经过三天两夜的艰难跋涉和侦察,王根生小队终于潜伏到了黑石沟矿区附近的山林中。通过望远镜和夜间抵近观察,他们摸清了大致情况:
矿区位于一条荒僻的山沟里,入口有简易路障和一座三层高的木质了望塔,塔上有探照灯和哨兵。沟内依山搭建了几排简陋的窝棚,是劳工居住区,有铁丝网围栏,日夜有伪军巡逻。采矿点在山腰的坑道里,有轨道和矿车。山沟底部相对平坦处,建有几座较大的木板房,分别是日军驻所、仓库和监工房。驻守兵力:日军约一个小队(四十余人),由一个曹长指挥,分散在了望塔、驻所和仓库;伪军约一个排(三十余人),负责劳工营看守和外围巡逻。劳工数量估计在两百人以上,形销骨立,境况悲惨。
物资仓库防守相对严密,但有规律:每天傍晚,会有日军士兵和监工清点交接;夜间仓库外有一名固定哨,了望塔可以俯瞰仓库区域。劳工营夜间守卫相对松懈,只有两个游动哨。
王根生仔细绘制了地形草图,标注了每一个火力点、岗哨位置、换岗时间(约两小时一次)、探照灯扫射范围,甚至估算出了仓库到劳工营的距离,以及从山沟撤离的最佳路线——一条废弃的、长满灌木的猎人小径,可以避开大路。
情报通过秘密渠道火速传回。林凡拿到这份详尽的侦察报告,心中大定。
**与此同时,由孙德胜亲自挑选并指挥的联合突击队,共计一百二十名精锐战士,已经集结完毕,在绝对保密的情况下进行着最后的适应性训练和装备检查。**
这些战士都是从尸山血海里爬出来的老兵,个个身手不凡,意志如铁。他们携带的武器以冲锋枪(花机关)、驳壳枪、大刀和手榴弹为主,便于近战和快速突击。每人背负着超过三十公斤的负重,包括干粮、弹药、炸药包(军工所新制的硝铵炸药)、绳索、工兵铲等。

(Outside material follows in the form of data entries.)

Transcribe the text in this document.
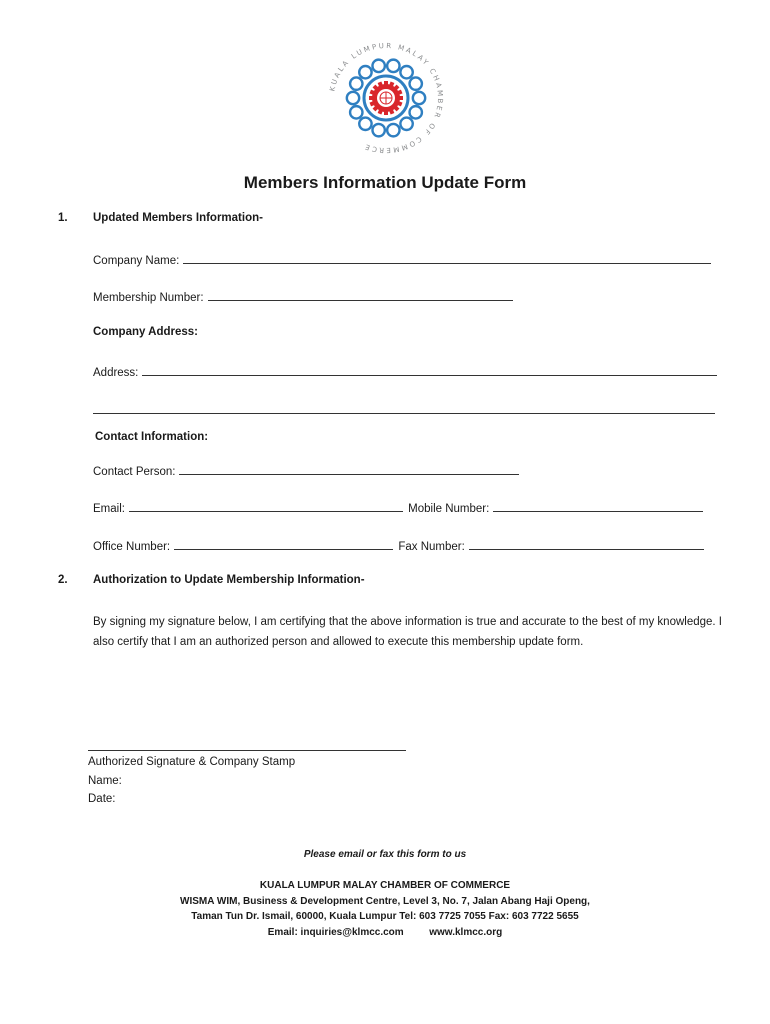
KUALA LUMPUR MALAY CHAMBER OF COMMERCE
Members Information Update Form
1. Updated Members Information-
Company Name:
Membership Number:
Company Address:
Address:
Contact Information:
Contact Person:
Email:	Mobile Number:
Office Number:	Fax Number:
2. Authorization to Update Membership Information-
By signing my signature below, I am certifying that the above information is true and accurate to the best of my knowledge. I also certify that I am an authorized person and allowed to execute this membership update form.
Authorized Signature & Company Stamp
Name:
Date:
Please email or fax this form to us
KUALA LUMPUR MALAY CHAMBER OF COMMERCE
WISMA WIM, Business & Development Centre, Level 3, No. 7, Jalan Abang Haji Openg,
Taman Tun Dr. Ismail, 60000, Kuala Lumpur Tel: 603 7725 7055 Fax: 603 7722 5655
Email: inquiries@klmcc.com	www.klmcc.org
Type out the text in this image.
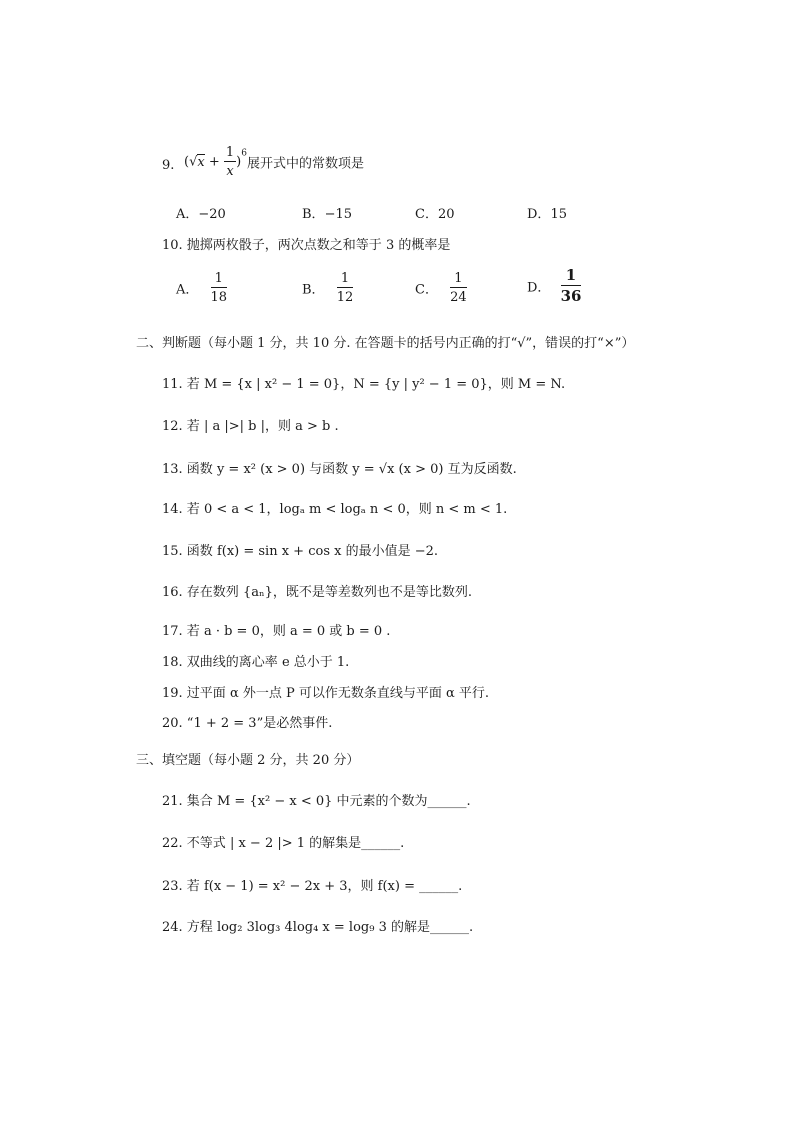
9. $(√x + \frac{1}{x} )^6$展开式中的常数项是
A．−20	B．−15	C．20	D．15
10. 抛掷两枚骰子，两次点数之和等于 3 的概率是
A． $\frac{1}{18}$	B． $\frac{1}{12}$	C． $\frac{1}{24}$	D． $\frac{1}{36}$
二、判断题（每小题 1 分，共 10 分. 在答题卡的括号内正确的打“√”，错误的打“×”）
11. 若 M = {x | x² − 1 = 0}，N = {y | y² − 1 = 0}，则 M = N.
12. 若 | a |>| b |，则 a > b .
13. 函数 y = x² (x > 0) 与函数 y = √x (x > 0) 互为反函数.
14. 若 0 < a < 1，logₐ m < logₐ n < 0，则 n < m < 1.
15. 函数 f(x) = sin x + cos x 的最小值是 −2.
16. 存在数列 {aₙ}，既不是等差数列也不是等比数列.
17. 若 a · b = 0，则 a = 0 或 b = 0 .
18. 双曲线的离心率 e 总小于 1.
19. 过平面 α 外一点 P 可以作无数条直线与平面 α 平行.
20. “1 + 2 = 3”是必然事件.
三、填空题（每小题 2 分，共 20 分）
21. 集合 M = {x² − x < 0} 中元素的个数为______.
22. 不等式 | x − 2 |> 1 的解集是______.
23. 若 f(x − 1) = x² − 2x + 3，则 f(x) = ______.
24. 方程 log₂ 3log₃ 4log₄ x = log₉ 3 的解是______.
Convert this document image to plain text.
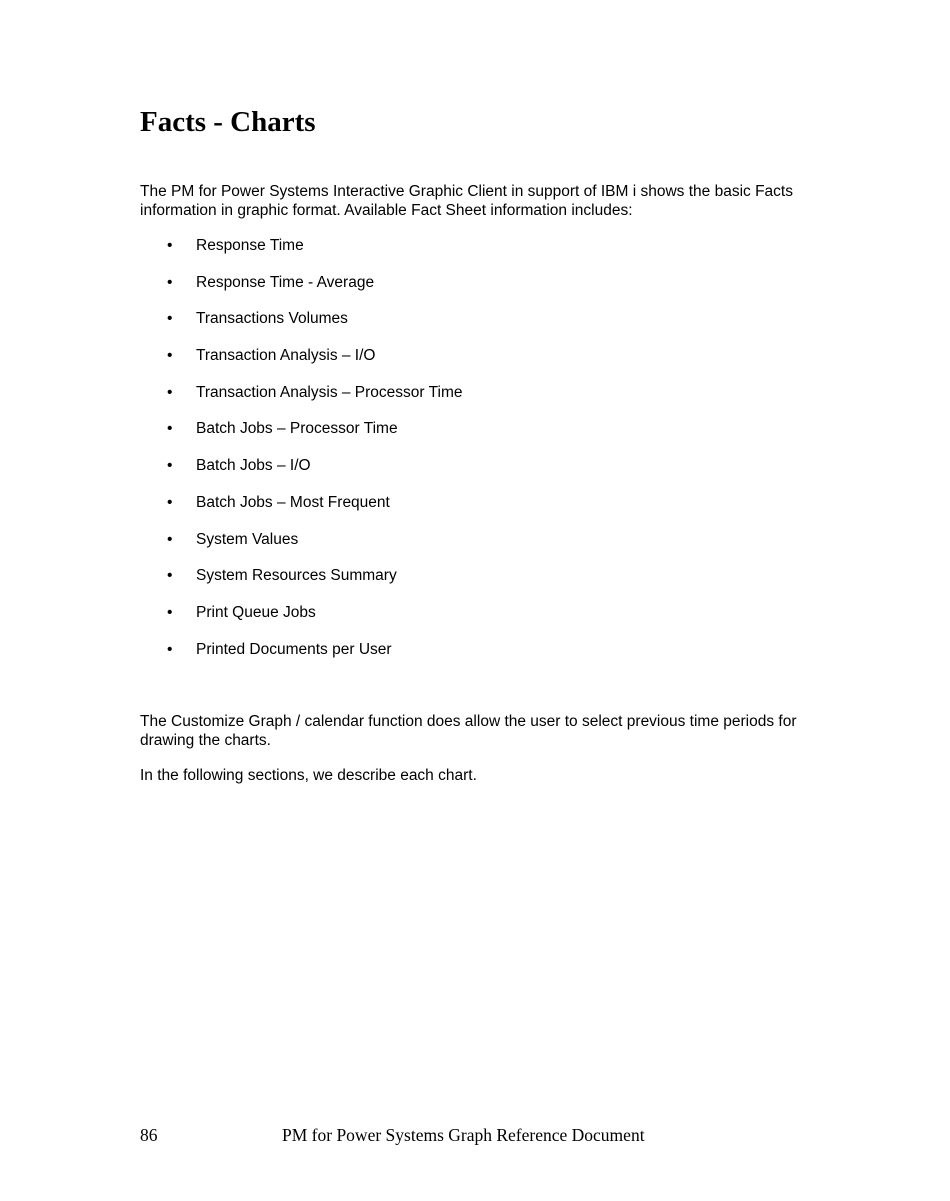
Facts - Charts

The PM for Power Systems Interactive Graphic Client in support of IBM i shows the basic Facts information in graphic format. Available Fact Sheet information includes:

• Response Time
• Response Time - Average
• Transactions Volumes
• Transaction Analysis – I/O
• Transaction Analysis – Processor Time
• Batch Jobs – Processor Time
• Batch Jobs – I/O
• Batch Jobs – Most Frequent
• System Values
• System Resources Summary
• Print Queue Jobs
• Printed Documents per User

The Customize Graph / calendar function does allow the user to select previous time periods for drawing the charts.

In the following sections, we describe each chart.

86	PM for Power Systems Graph Reference Document
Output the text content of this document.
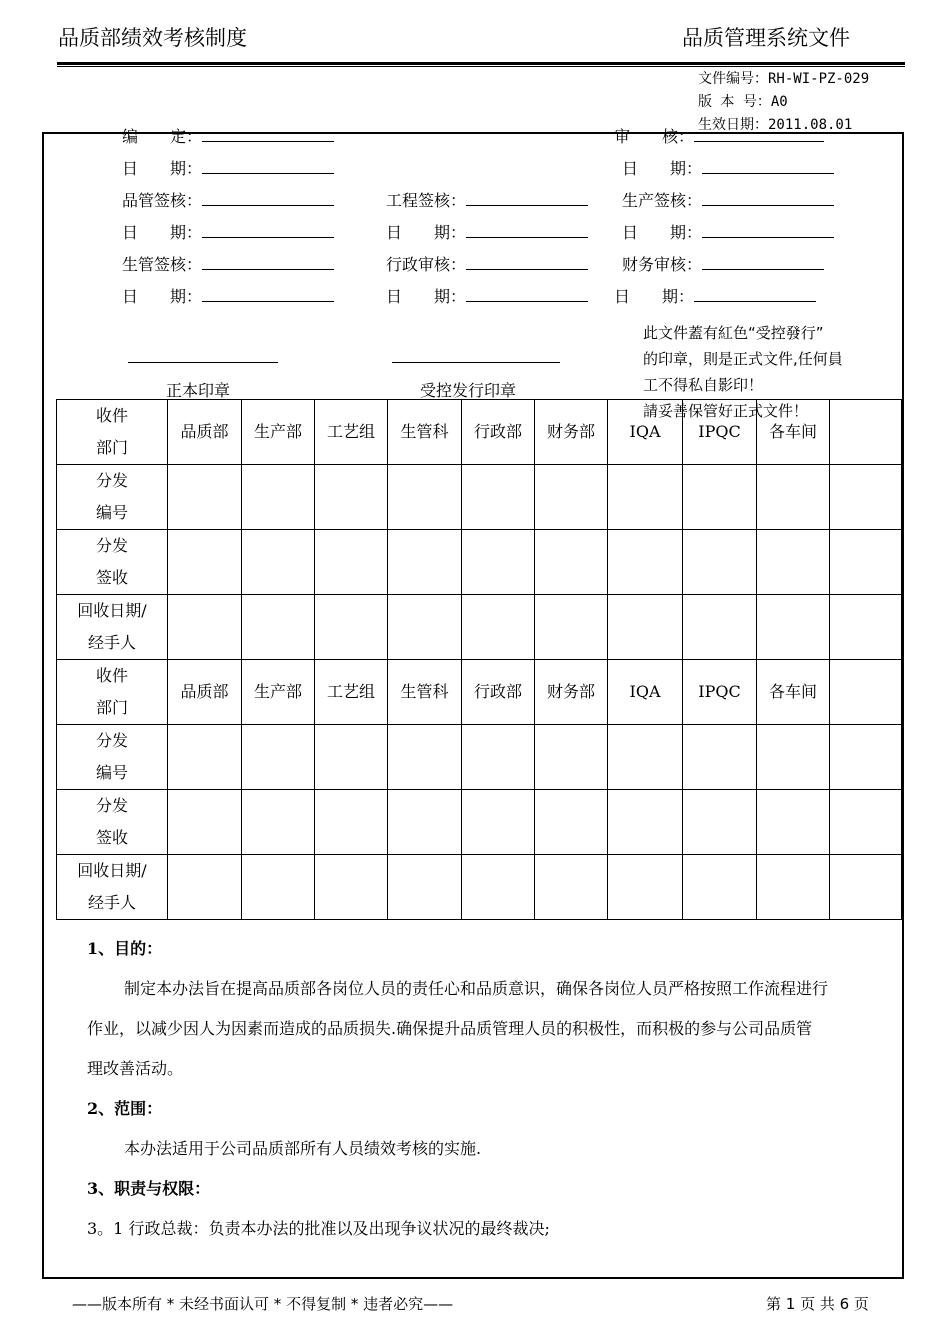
品质部绩效考核制度	品质管理系统文件
文件编号：RH-WI-PZ-029
版 本 号：A0
生效日期：2011.08.01
编　　定：	审　　核：
日　　期：	日　　期：
品管签核：	工程签核：	生产签核：
日　　期：	日　　期：	日　　期：
生管签核：	行政审核：	财务审核：
日　　期：	日　　期：	日　　期：
正本印章	受控发行印章
此文件蓋有紅色“受控發行”
的印章，則是正式文件,任何員
工不得私自影印！
請妥善保管好正式文件！
收件
部门	品质部	生产部	工艺组	生管科	行政部	财务部	IQA	IPQC	各车间	

分发
编号										

分发
签收										

回收日期/
经手人										

收件
部门	品质部	生产部	工艺组	生管科	行政部	财务部	IQA	IPQC	各车间	

分发
编号										

分发
签收										

回收日期/
经手人										

1、目的：
制定本办法旨在提高品质部各岗位人员的责任心和品质意识，确保各岗位人员严格按照工作流程进行
作业，以减少因人为因素而造成的品质损失.确保提升品质管理人员的积极性，而积极的参与公司品质管
理改善活动。
2、范围：
本办法适用于公司品质部所有人员绩效考核的实施.
3、职责与权限：
3。1 行政总裁：负责本办法的批准以及出现争议状况的最终裁决;
——版本所有 * 未经书面认可 * 不得复制 * 违者必究——	第 1 页 共 6 页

为了保持体力,战前三天他们得到了相对充足的休息和食物补充。
林凡亲自为突击队做战前动员。
“同志们!你们这次的任务,不是去攻坚,是去掏鬼子的心窝子!那里有我们急需的物资,更有两百多正在受苦受难的同胞!你们多带回来一斤硫磺,我们就能多造一些子弹炸药;你们多救回来一个同胞,我们就多一份抗战的力量!记住,行动要像山猫一样隐蔽,像雷霆一样迅猛!救出人,拿走东西,炸了鬼子的窝,然后全身而退!有没有信心?”
“有!”低沉而有力的回答在山谷间回荡。
出发的前夜,月黑风高。突击队在王根生派回的向导带领下,如同一条无声的黑色溪流,悄然离开了根据地,没入敌占区深沉的黑暗之中。他们严格按照侦察情报选定的路线,专走荒山野岭,避开一切可能的灯火和人烟。渴了喝山泉水,饿了啃冰冷的干粮,困了就在背风处轮流打个盹。一百多里险峻山路,他们用了两个夜晚加一个白天隐蔽行军,终于在第二个夜晚的子时前后,悄然抵达黑石沟矿区外围的密林中,与提前在此接应的王根生小队汇合。
“孙团长,情况基本没变。”王根生压低声音,指着下方隐约可见灯火的沟谷,“鬼子很麻痹,以为这里天高皇帝远。突击的最佳时机是凌晨三点到四点,哨兵最困的时候。我建议,分三路:一路,由我的人带,摸掉了望塔和入口哨兵,控制制高点;二路,直扑劳工营,解决看守,打开营门,组织劳工撤离;三路,也是主力,由你带领,强攻日军驻所和仓库,消灭鬼子,搬运物资,最后安放炸药。”
孙德胜借着微弱的月光,仔细看着王根生手绘的草图,沉吟片刻:“好!就按这个方案。我带八十人,主攻驻所和仓库。张大彪派来的副团长带三十人,负责劳工营。王营长,你带你们的人和我的一个班,解决了望塔和入口。得手后,以仓库方向爆炸为号,全体按预定路线向三号接应点撤退!动作一定要快!”
凌晨三点二十分,万籁俱寂,连山风都仿佛停息。黑石沟矿区只有了望塔上的探照灯还在机械地转动,发出令人心烦的嗡嗡声。
“行动!”孙德胜对着步话机低声下令。
“夜枭”小队和配属的突击班如同鬼魅般率先出动,利用阴影和探照灯扫过的间隙,悄无声息地接近入口路障和了望塔。两名擅长攀爬的战士,嘴里叼着匕首,如同壁虎般贴着粗糙的木塔外墙向上爬去……
与此同时,另外两支队伍也如同离弦之箭,朝着各自的目标潜行而去。
“掏心”行动,这柄暗夜中磨砺已久的锋利匕首,终于向着敌人看似松懈的后方心脏,狠狠刺去!深沉的夜色,掩盖了即将爆发的激烈战斗,也掩护着这支肩负着拯救与夺取双重使命的精锐之师。成败,在此一夜。